More than 200 GAO employees to petition for back pay
Employees and retirees are seeking pay and benefits they claim they were unfairly denied under new personnel system.
More than 200 active and retired employees at the Government Accountability Office are planning to file petitions with the agency's Personnel Appeals Board Wednesday, seeking pay and benefits they claim to have lost since the implementation of a new personnel system.
In a May 4 e-mail, a group of GAO employees encouraged the petitions, urging colleagues placed in paybands I, II or III under the market-based compensation system to file with the appeals board's general counsel for "pay justice at GAO." Any employee who believes he or she has lost out on "rightful pay" as a result of the new arrangement is eligible to sign the petition, according to the e-mail.
The move follows a settlement between GAO and 12 of its employees last month. Under the agreement, the employees received promotions and back pay and interest they claimed to have lost as a result of being placed in Band IIA. The agency's personnel appeals board's general counsel determined that the data and calculations used to conduct the employees' performance evaluations were flawed.
"Now it is our turn to follow in the footsteps of our 12 colleagues who had the courage to challenge GAO's 'assertions and claims' at the PAB," the e-mail stated.
GAO spokesman Paul Anderson said the agency would not comment until the petitions have been filed and reviewed by the appeals board.
A GAO employee, who spoke under condition of anonymity, said Tuesday that one of the goals of the petitions is to prompt the appeals board to investigate the details behind a Watson Wyatt market-based compensation study Comptroller General David M. Walker used to make pay determinations last year.
In 2003, Walker urged Congress to pass human capital reform legislation as a way to facilitate a more market-based and performance-oriented pay system at GAO. He assured lawmakers that under the new system, GAO employees who met expectations would receive across-the-board pay increases.
But Walker has characterized the results of the Watson Wyatt compensation study as an "extraordinary event" that determined that a number of GAO analysts were overpaid, thus justifying their placement into a lower payband and denial of the across-the-board increases. But several GAO employees argued that this move should have been reported in GAO's fiscal 2005 and 2006 performance and accountability reports to Congress.
"If it was an extraordinary event, he was legally required to report that to Congress," said a GAO employee who spoke on condition of anonymity. "If you've seen the letters to Walker from Congress, Congress was under the impression that everyone would receive their cost-of-living adjustments."
Thus far, 204 active GAO employees and 12 retirees have signed the petitions. The GAO organizer said employees would deliver the petitions to the appeals board on Wednesday.
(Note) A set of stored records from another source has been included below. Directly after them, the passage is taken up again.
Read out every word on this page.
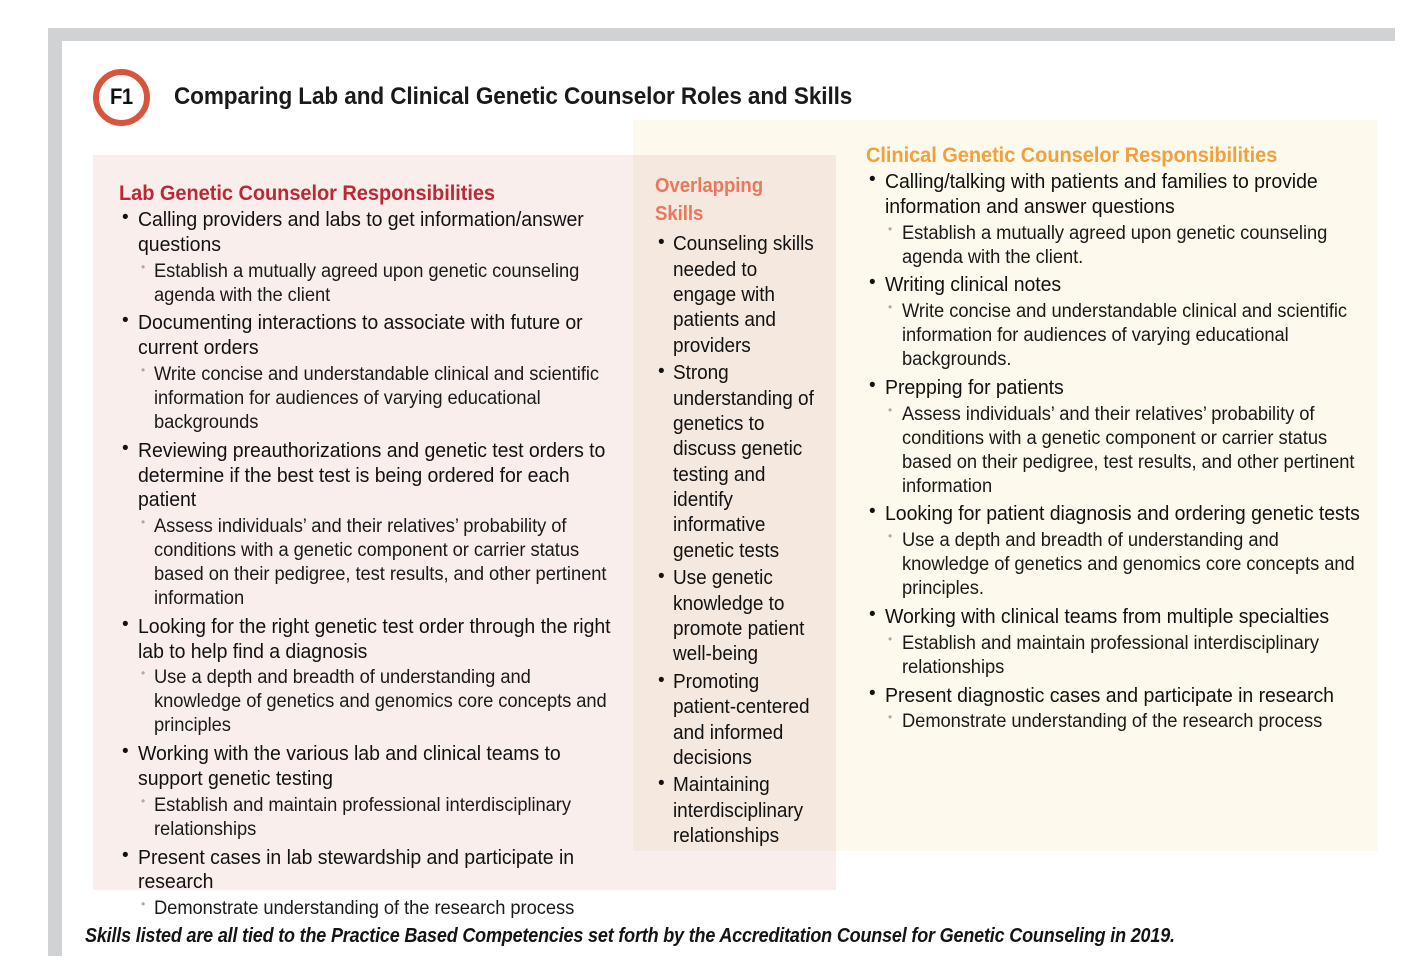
F1 Comparing Lab and Clinical Genetic Counselor Roles and Skills
Lab Genetic Counselor Responsibilities
• Calling providers and labs to get information/answer questions
• Establish a mutually agreed upon genetic counseling agenda with the client
• Documenting interactions to associate with future or current orders
• Write concise and understandable clinical and scientific information for audiences of varying educational backgrounds
• Reviewing preauthorizations and genetic test orders to determine if the best test is being ordered for each patient
• Assess individuals’ and their relatives’ probability of conditions with a genetic component or carrier status based on their pedigree, test results, and other pertinent information
• Looking for the right genetic test order through the right lab to help find a diagnosis
• Use a depth and breadth of understanding and knowledge of genetics and genomics core concepts and principles
• Working with the various lab and clinical teams to support genetic testing
• Establish and maintain professional interdisciplinary relationships
• Present cases in lab stewardship and participate in research
• Demonstrate understanding of the research process
Overlapping
Skills
• Counseling skills needed to engage with patients and providers
• Strong understanding of genetics to discuss genetic testing and identify informative genetic tests
• Use genetic knowledge to promote patient well-being
• Promoting patient-centered and informed decisions
• Maintaining interdisciplinary relationships
Clinical Genetic Counselor Responsibilities
• Calling/talking with patients and families to provide information and answer questions
• Establish a mutually agreed upon genetic counseling agenda with the client.
• Writing clinical notes
• Write concise and understandable clinical and scientific information for audiences of varying educational backgrounds.
• Prepping for patients
• Assess individuals’ and their relatives’ probability of conditions with a genetic component or carrier status based on their pedigree, test results, and other pertinent information
• Looking for patient diagnosis and ordering genetic tests
• Use a depth and breadth of understanding and knowledge of genetics and genomics core concepts and principles.
• Working with clinical teams from multiple specialties
• Establish and maintain professional interdisciplinary relationships
• Present diagnostic cases and participate in research
• Demonstrate understanding of the research process
Skills listed are all tied to the Practice Based Competencies set forth by the Accreditation Counsel for Genetic Counseling in 2019.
GAO issued its final payband placement decisions to employees in December 2005, and while employees were given only 30 days to appeal their specific placement decision, there was no affirmative notice stating that employees could or could not file grievances or appeal their pay, another GAO employee said.
"Lawyers have told me that each paycheck is an appealable action," the employee said. "If you don't feel as though you're getting your right pay in your paycheck, every two weeks would provide a basis for another claim."
The House Oversight and Government Reform subcommittee on the federal workforce plans to examine the compensation study and Walker's actions at a hearing next week.
Rep. Danny Davis, D-Ill., chairman of the subcommittee, said Tuesday that he hopes GAO managers and employees can reach an agreement that is satisfactory to all parties. But he added that he is surprised that such a disagreement could occur at the watchdog agency. "GAO has often been thought of as the go-to place, a model for other agencies," he said.
Davis added that next week's hearing will address whether the personnel changes at GAO have affected employee productivity, morale or "the ability to turn out the quality and quantity of work that the GAO has been well known for."
"We'll be looking for a general overview of the operation of the agency," Davis said, "and whether or not there are any recommendations or proposals for change that need to be further scrutinized."